L’histoire du chocolat

Des cultures précolombiennes…

L’histoire du chocolat remonte à quelques millénaires…

Dans les cultures précolombiennes, le cacao était considéré comme un cadeau divin. Seuls les dignitaires, les guerriers ou encore la noblesse pouvait consommer la « nourriture des dieux ». D’abord sous la forme brute d’une boisson chocolatée obtenue par la fermentation des fèves de cacao. Et ensuite de manière plus élaborée.

En effet, la deuxième version était obtenue en grillant et broyant les fèves, avant de mélanger la mixture ainsi obtenue avec de l’eau, qu’on chauffait et battait pour obtenir un liquide qui moussait. Amère, énergétique et piquante, la boisson était régulièrement agrémentée de poivre, fleurs, du maïs, du piment ou encore de la vanille. La boisson est connue sous le nom de xocoatl, et fût inventée par les Aztèques. Chez ces derniers, on considérait d’ailleurs que la boisson avait des vertus nourrissante, aphrodisiaque et fortifiante.

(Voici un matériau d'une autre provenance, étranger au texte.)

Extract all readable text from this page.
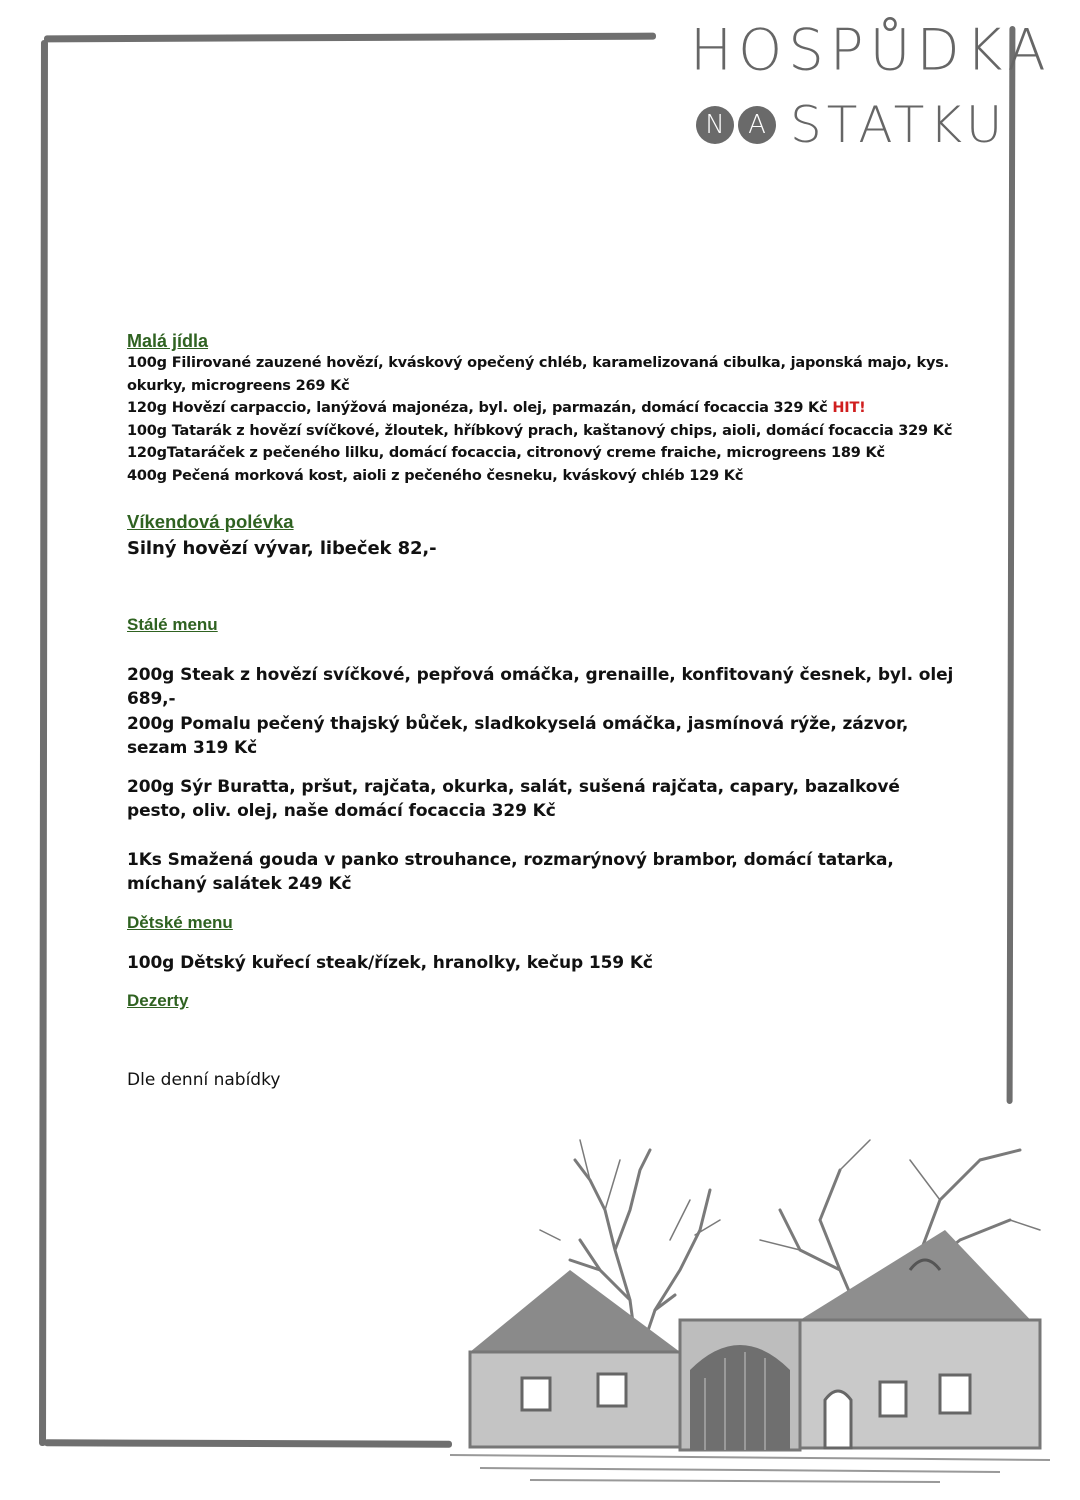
HOSPŮDKA
N A STATKU
Malá jídla
100g Filirované zauzené hovězí, kváskový opečený chléb, karamelizovaná cibulka, japonská majo, kys. okurky, microgreens 269 Kč
120g Hovězí carpaccio, lanýžová majonéza, byl. olej, parmazán, domácí focaccia 329 Kč HIT!
100g Tatarák z hovězí svíčkové, žloutek, hříbkový prach, kaštanový chips, aioli, domácí focaccia 329 Kč
120gTataráček z pečeného lilku, domácí focaccia, citronový creme fraiche, microgreens 189 Kč
400g Pečená morková kost, aioli z pečeného česneku, kváskový chléb 129 Kč
Víkendová polévka
Silný hovězí vývar, libeček 82,-
Stálé menu
200g Steak z hovězí svíčkové, pepřová omáčka, grenaille, konfitovaný česnek, byl. olej 689,-
200g Pomalu pečený thajský bůček, sladkokyselá omáčka, jasmínová rýže, zázvor, sezam 319 Kč
200g Sýr Buratta, pršut, rajčata, okurka, salát, sušená rajčata, capary, bazalkové pesto, oliv. olej, naše domácí focaccia 329 Kč
1Ks Smažená gouda v panko strouhance, rozmarýnový brambor, domácí tatarka, míchaný salátek 249 Kč
Dětské menu
100g Dětský kuřecí steak/řízek, hranolky, kečup 159 Kč
Dezerty
Dle denní nabídky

La fève de cacao a longtemps servi de monnaie d’échange dans ce qui est aujourd’hui l’actuel Mexique. Elle était considérée comme un produit de valeur. En effet, elle ne poussait que dans des régions spécifiques , notamment dans les basses terres mayas. Cependant ce sont bel et bien les Aztèques qui ont participé au développement et à son expansion.

Et on doit l’importation du cacao dans nos contrées par les moines espagnols, qui ne surent résister au breuvage, et ramenèrent des fèves en Espagne.

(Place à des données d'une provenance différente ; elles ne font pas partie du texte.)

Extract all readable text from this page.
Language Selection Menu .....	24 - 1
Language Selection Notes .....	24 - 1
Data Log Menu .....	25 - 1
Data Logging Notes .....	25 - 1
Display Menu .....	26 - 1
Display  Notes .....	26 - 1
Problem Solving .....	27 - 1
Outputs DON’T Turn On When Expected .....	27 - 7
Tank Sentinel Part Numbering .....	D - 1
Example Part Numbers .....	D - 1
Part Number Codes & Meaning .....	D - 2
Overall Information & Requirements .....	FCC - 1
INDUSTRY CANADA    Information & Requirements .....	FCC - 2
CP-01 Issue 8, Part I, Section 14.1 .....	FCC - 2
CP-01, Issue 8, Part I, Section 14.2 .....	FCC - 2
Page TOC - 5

…A l’exportation progressive en Europe !

Il est vrai que le chocolat « chaud » sous sa forme brute ne fait pas l’unanimité. Cependant, en remplaçant le piment par de la vanille, ou encore le miel par du sucre, la boisson fait fureur. Hernan Cortes rapporte en Espagne quelques fèves en 1528.

En France, ce n’est qu’en 1615 qu’il est introduit à la cour de France. Mais Louis XIV n’étant pas un grand fan, la croissance sur le territoire francophone en sera retardée. La première tablette a cependant été créée par un français , le chocolatier Menier, en 1836. Même si la paternité de la tablette à croquer revient à Joseph Fry.